Steinmetzer T, Silberring J, Mrestani-Klaus C, Fittkau S, Barth A, Demuth H U
Department of Biochemistry, Martin-Luther-University of Halle, Saale, Germany.
J Enzyme Inhib. 1993;7(2):77-85. doi: 10.3109/14756369309040750.

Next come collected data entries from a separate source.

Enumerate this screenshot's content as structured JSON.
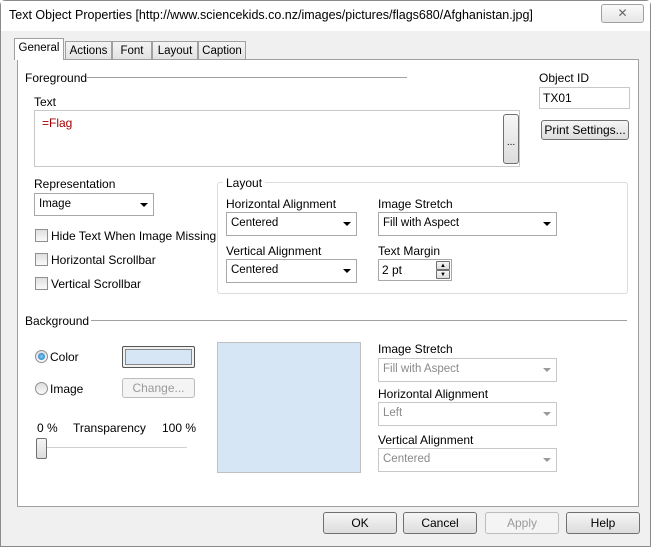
{
  "window": {
    "title": "Text Object Properties [http://www.sciencekids.co.nz/images/pictures/flags680/Afghanistan.jpg]",
    "close_icon": "close-icon"
  },
  "tabs": [
    {
      "label": "General",
      "active": true
    },
    {
      "label": "Actions"
    },
    {
      "label": "Font"
    },
    {
      "label": "Layout"
    },
    {
      "label": "Caption"
    }
  ],
  "foreground": {
    "label": "Foreground",
    "text_label": "Text",
    "text_value": "=Flag",
    "ellipsis": "...",
    "object_id_label": "Object ID",
    "object_id": "TX01",
    "print_settings": "Print Settings...",
    "representation_label": "Representation",
    "representation": "Image",
    "checkboxes": [
      {
        "label": "Hide Text When Image Missing",
        "checked": false
      },
      {
        "label": "Horizontal Scrollbar",
        "checked": false
      },
      {
        "label": "Vertical Scrollbar",
        "checked": false
      }
    ],
    "layout": {
      "label": "Layout",
      "h_align_label": "Horizontal Alignment",
      "h_align": "Centered",
      "image_stretch_label": "Image Stretch",
      "image_stretch": "Fill with Aspect",
      "v_align_label": "Vertical Alignment",
      "v_align": "Centered",
      "text_margin_label": "Text Margin",
      "text_margin": "2 pt"
    }
  },
  "background": {
    "label": "Background",
    "color_label": "Color",
    "image_label": "Image",
    "change": "Change...",
    "selected": "Color",
    "color": "#d6e6f4",
    "transparency_label": "Transparency",
    "min": "0 %",
    "max": "100 %",
    "transparency_value": 0,
    "image_stretch_label": "Image Stretch",
    "image_stretch": "Fill with Aspect",
    "h_align_label": "Horizontal Alignment",
    "h_align": "Left",
    "v_align_label": "Vertical Alignment",
    "v_align": "Centered"
  },
  "buttons": {
    "ok": "OK",
    "cancel": "Cancel",
    "apply": "Apply",
    "help": "Help"
  }
}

Prolyl endopeptidase (PEP) and dipeptidyl peptidase IV (DP IV) are serine enzymes cleaving highly specific prolyl peptide bonds. Both enzymes were found to be inhibited by newly designed peptidyl ammonium and pyridinium methyl ketones acting as slow binding inhibitors. The most potent inhibitor of PEP is Z-Pro-Pro-CH2N+C5H5 exhibiting a Ki* value of 1.8 nM with a first-order rate constant of Kon 0.0022 s-1 for the formation of the tight enzyme-inhibitor complex. DP IV and H-Pro-Pro-CH2N+ (CH3)3 form an enzyme-inhibitor-complex with an apparent second order rate constant of 2713 M-1 s-1. In contrast to the very stable N-terminal protected Z-Pro-Pro-CH2N+ (CH3)3, the deblocked derivative decomposes rapidly in aqueous solution.

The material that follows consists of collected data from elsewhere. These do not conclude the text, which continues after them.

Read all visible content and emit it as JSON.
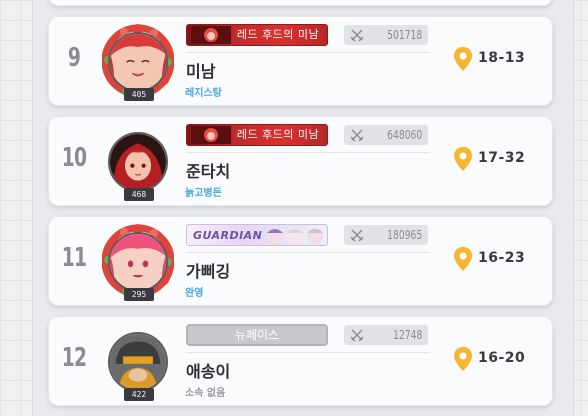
{
  "entries": [
    {
      "rank": "9",
      "name": "미남",
      "level": "405",
      "title": "레드 후드의 미남",
      "title_style": "red",
      "power": "501718",
      "guild": "레지스탕",
      "guild_color": "#49a6e6",
      "coords": "18-13",
      "avatar": "red-haired-girl-with-flower-wreath"
    },
    {
      "rank": "10",
      "name": "준타치",
      "level": "468",
      "title": "레드 후드의 미남",
      "title_style": "red",
      "power": "648060",
      "guild": "늙고병든",
      "guild_color": "#49a6e6",
      "coords": "17-32",
      "avatar": "red-haired-girl"
    },
    {
      "rank": "11",
      "name": "가삐깅",
      "level": "295",
      "title": "GUARDIAN",
      "title_style": "guardian",
      "power": "180965",
      "guild": "완영",
      "guild_color": "#49a6e6",
      "coords": "16-23",
      "avatar": "pink-haired-girl-with-flower-wreath"
    },
    {
      "rank": "12",
      "name": "애송이",
      "level": "422",
      "title": "뉴페이스",
      "title_style": "plain",
      "power": "12748",
      "guild": "소속 없음",
      "guild_color": "#9a9ba2",
      "coords": "16-20",
      "avatar": "armored-character-in-helmet"
    }
  ],
  "colors": {
    "pin": "#f5b731",
    "red_banner": "#c12a2a"
  },
  "icons": {
    "power": "crossed-swords-icon",
    "location": "location-pin-icon"
  }
}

脯氨酰内肽酶(PEP)和二肽基肽酶IV(DP IV)是切割高度特异性脯氨酰肽键的丝氨酸酶。发现这两种酶都受到新设计的肽基铵和吡啶鎓甲基酮的抑制,这些化合物作为慢结合抑制剂起作用。PEP最有效的抑制剂是Z-Pro-Pro-CH2N+C5H5,其Ki*值为1.8 nM,形成紧密酶-抑制剂复合物的一级速率常数Kon为0.0022 s-1。DP IV和H-Pro-Pro-CH2N+(CH3)3形成酶-抑制剂复合物,表观二级速率常数为2713 M-1 s-1。与非常稳定的N端保护的Z-Pro-Pro-CH2N+(CH3)3不同,去保护的衍生物在水溶液中迅速分解。